China manufacturing hits speed hump


HSBC's China Flash PMI for July – an indicator of industrial activity – dropped by its fastest pace since March 2009.

The purchasing managers' survey shows a monthly contraction in the country's vast manufacturing sector for the first time in 12 months, while a price sub-index signalled rebounding inflation.

The flash purchasing managers' index (PMI), the earliest available indicator of China's industrial activity, dipped to a 28-month low of 48.9 in July and fell below the 50-point level for the first time since July last year, as policy tightening and slack global demand weighed on economic growth.

That compares with the final reading of 50.1 in the HSBC PMI for June. The 50-point level in the PMI demarcates expansion from contraction, with a reading above 50 indicating growth.

According to the final PMI reading in June, the industrial output sub-index fell to 49.8, indicating a contraction for the first time since July last year. That trend has now been confirmed with the overall July Flash PMI reading.

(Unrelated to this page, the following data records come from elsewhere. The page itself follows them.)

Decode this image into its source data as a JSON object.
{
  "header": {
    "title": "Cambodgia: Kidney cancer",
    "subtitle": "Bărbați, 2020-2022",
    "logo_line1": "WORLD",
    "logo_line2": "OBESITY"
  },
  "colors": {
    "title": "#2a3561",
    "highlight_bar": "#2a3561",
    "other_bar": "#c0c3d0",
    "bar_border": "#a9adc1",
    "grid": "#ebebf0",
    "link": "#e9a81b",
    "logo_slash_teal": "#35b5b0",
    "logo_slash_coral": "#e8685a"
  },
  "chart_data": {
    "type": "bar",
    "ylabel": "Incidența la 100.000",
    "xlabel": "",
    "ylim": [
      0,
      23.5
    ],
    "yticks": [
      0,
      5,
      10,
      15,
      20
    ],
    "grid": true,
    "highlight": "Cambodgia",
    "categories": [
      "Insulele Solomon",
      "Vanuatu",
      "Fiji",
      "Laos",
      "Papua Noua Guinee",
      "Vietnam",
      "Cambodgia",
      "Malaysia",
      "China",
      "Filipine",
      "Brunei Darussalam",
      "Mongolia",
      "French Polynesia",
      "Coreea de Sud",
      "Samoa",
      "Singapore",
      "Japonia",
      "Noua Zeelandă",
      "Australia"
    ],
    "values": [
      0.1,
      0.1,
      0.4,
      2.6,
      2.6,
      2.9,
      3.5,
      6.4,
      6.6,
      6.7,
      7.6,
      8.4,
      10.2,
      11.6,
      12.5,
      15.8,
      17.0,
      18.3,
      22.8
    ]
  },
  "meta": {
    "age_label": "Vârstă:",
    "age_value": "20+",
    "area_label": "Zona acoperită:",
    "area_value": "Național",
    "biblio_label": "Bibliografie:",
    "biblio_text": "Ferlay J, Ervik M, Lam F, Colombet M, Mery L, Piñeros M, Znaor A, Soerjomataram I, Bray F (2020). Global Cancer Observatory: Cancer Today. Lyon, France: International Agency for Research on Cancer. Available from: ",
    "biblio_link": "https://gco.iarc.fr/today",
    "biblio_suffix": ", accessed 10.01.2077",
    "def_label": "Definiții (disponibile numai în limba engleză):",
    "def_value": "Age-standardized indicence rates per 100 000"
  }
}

"We expect industrial growth to decelerate in the coming months as tightening measures continue to filter through," said Qu Hongbin, the chief China economist at HSBC.

"That said, resilience of consumer spending and continued investment in a massive amount of infrastructure projects should support a nearly 9 per cent rate of gross domestic product growth in the rest of the year," he said.

China's industrial output rose 15.1 per cent in June from a year earlier, accelerating from 13.3 per cent in May, according to official data.

According to the flash PMI, China's sub-index of factory input prices rebounded to 54.5 in July from the final reading of 51.9 in June.

China's annual inflation hit a three-year high of 6.4 per cent in June. Many economists believe inflation may have peaked or should peak soon as food prices stabilise but price pressures may be entrenched as wages and utility costs climb.